Exporting Django Querysets to CSV

Exporting Django Querysets to CSV

At Azavea, we have numerous client projects that must provide exportable data in CSV format. The reasons for this range from simple data exchange to complex export-modify-import workflows. In order to make this process easier for django projects, we made a simple utility, django-queryset-csv, for exporting django querysets directly to HTTP responses with CSVs attached.

So you have something like this:

installation:

 pip install django-queryset-csv

models.py:

from django.db import models

class Activity(models.Model):
    name = models.CharField(max_length=50, verbose_name="Name of Activity")

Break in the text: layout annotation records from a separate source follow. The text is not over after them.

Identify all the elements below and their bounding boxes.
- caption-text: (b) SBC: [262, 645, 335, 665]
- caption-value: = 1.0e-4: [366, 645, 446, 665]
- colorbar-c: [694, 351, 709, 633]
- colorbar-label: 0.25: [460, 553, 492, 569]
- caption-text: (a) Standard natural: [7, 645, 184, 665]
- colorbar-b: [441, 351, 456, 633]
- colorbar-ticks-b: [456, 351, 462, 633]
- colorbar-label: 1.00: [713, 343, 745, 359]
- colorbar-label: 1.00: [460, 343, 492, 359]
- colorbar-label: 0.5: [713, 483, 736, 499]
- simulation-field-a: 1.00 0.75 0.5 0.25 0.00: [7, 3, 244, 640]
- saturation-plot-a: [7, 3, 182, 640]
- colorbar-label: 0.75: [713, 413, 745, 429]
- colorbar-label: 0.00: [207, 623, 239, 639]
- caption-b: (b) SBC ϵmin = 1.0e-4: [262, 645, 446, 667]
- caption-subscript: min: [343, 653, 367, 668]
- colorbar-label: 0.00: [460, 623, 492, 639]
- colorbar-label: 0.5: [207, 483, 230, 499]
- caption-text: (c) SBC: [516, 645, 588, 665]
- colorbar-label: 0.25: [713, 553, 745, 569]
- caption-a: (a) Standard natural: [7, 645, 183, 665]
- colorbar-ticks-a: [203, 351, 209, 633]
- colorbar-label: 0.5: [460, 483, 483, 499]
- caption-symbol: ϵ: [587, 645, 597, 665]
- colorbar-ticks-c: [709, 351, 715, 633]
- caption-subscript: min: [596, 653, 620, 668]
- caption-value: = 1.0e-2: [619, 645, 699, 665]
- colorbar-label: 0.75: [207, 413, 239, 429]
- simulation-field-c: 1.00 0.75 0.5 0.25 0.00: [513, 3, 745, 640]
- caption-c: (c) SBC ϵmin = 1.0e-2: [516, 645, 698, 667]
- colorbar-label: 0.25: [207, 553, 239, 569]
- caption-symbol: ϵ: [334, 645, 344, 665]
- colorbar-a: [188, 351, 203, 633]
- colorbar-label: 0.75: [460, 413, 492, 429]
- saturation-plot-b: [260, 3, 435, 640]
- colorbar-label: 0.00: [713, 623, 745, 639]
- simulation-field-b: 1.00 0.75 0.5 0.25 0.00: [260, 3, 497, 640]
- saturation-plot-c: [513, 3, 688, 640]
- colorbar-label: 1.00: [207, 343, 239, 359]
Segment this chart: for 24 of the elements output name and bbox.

class Person(models.Model):
    name = models.CharField(max_length=50, verbose_name="Person's name")
    address = models.CharField(max_length=255)
    info = models.TextField(verbose_name="Info on Person")
    hobby = models.ForeignKey(Activity)

views.py:

import djqscsv
from models import Person

def get_csv(request):
    qs = Person.objects.all()
    return djqscsv.render_to_csv_response(qs)

Pain Points

Why bother? Can’t you write a for-loop to export a CSV in a dozen or so lines of code? It turns out there are a few pain points we run into over and over again with CSV exports:

  • We’re currently using python 2.7 for our django projects, where the provided CSV library has poor support for unicode characters. This has to be addressed somehow, usually by utf-8 encoding python strings before writing them to the CSV.
  • Adding a BOM character to CSVs with utf8 encoding is required for them to open properly in Microsoft Excel.

These are delicate behaviors that we prefer to have handled by a dedicated library with adequate unit test coverage.

Utilities

In addition, we found ourselves repeatedly wanting the same helper utilities, and to have them work together consistently and predictably.

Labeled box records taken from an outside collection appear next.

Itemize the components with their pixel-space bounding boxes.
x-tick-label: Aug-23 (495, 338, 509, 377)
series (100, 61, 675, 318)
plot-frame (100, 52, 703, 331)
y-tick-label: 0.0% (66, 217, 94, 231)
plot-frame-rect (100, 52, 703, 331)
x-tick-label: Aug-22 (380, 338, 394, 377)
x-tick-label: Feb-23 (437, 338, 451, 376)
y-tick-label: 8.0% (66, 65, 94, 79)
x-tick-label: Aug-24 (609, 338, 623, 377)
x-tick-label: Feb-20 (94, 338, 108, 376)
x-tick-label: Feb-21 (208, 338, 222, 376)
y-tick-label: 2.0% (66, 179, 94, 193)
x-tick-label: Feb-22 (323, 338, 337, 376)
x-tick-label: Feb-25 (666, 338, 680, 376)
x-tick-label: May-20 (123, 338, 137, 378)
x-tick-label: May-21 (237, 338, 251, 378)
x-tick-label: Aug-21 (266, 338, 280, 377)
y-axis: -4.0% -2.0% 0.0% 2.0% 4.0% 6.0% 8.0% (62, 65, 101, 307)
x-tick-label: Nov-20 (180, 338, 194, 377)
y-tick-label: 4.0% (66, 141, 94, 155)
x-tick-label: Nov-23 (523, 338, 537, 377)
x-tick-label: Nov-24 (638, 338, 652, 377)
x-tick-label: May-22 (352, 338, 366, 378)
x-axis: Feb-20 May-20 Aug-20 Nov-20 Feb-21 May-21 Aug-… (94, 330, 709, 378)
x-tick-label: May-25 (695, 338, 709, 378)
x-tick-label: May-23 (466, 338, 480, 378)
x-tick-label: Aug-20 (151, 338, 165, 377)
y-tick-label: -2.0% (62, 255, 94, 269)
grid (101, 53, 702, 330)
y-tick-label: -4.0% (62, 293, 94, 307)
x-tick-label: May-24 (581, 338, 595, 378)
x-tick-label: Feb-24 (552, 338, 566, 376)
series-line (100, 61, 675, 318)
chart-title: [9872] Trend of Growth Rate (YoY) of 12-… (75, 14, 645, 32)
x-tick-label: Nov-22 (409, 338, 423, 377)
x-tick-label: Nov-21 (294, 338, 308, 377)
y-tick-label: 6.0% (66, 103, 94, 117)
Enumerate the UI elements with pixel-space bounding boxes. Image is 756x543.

  • The ability to generate a filename automatically based on the underlying data.
    filename = djqscsv.generate_filename(person_qs)
    # filename => 'person_export.csv'
  • The ability to generate timestamps for each export
    filename = djqscsv.generate_filename(person_qs, append_datestamp=True)
    # filename => 'person_export_20140224.csv'
  • The ability to generate column headers from the underlying data, sane defaults, custom overrides, or some flexible combination of the three.
    render_to_csv_response(person_qs)
    # column headers will be 'ID', "Person's name",
    # 'address', 'Info on person', 'hobby_id'
    # these are derived from the django model definition of Person.
    render_to_csv_response(person_qs, field_header_map={'id': 'The Id'})
    # column headers will be 'The Id', "Person's name",
    # 'address', 'Info on person', 'hobby_id'
    render_to_csv_response(person_qs, use_verbose_names=False)
    # column headers will be 'id', 'name', 'address', 'info', 'hobby_id'

    In this case, field_header_map takes precedence if provided, followed by verbose_name if specified and not disabled, followed finally by the underlying model field names.

Advanced Usage

Moving this library into production, we quickly discovered some advanced features that we needed the library to support.

Foreign Keys

The most obvious is foreign key fields. This is supported using the .values() method of a queryset, which is able to walk relationships in the same fashion as other ORM directives, using double-underscores. Note that you can’t make use of verbose names in this case, but you can provide custom overrides in the field_header_map argument:

person_qs = Person.objects.values('id', 'name', 'hobby__name')
render_to_csv_response(person_qs, field_header_map={'hobby__name': 'Name of Activity'})
# column headers will be 'id', 'name', and 'Name of Activity'

Asynchronous Export

Sometimes, you can’t return a CSV response in the same thread. We ran into this problem because sometimes CSV exports, or the queries that produce them, take too long for the request/response cycle, and tying down a web worker for that period is unnacceptable. For this case, django-queryset-csv provides a lower-level function for writing CSV data to a file-like object of any kind:

csv_file = TemporaryFile()
djqscsv.write_csv(person_qs, csv_file)

Final Thoughts

We’re using django-queryset-csv in production, but the project remains in beta. We hope it’ll make CSV exports a little less painful for you too. Please report all bugs via github.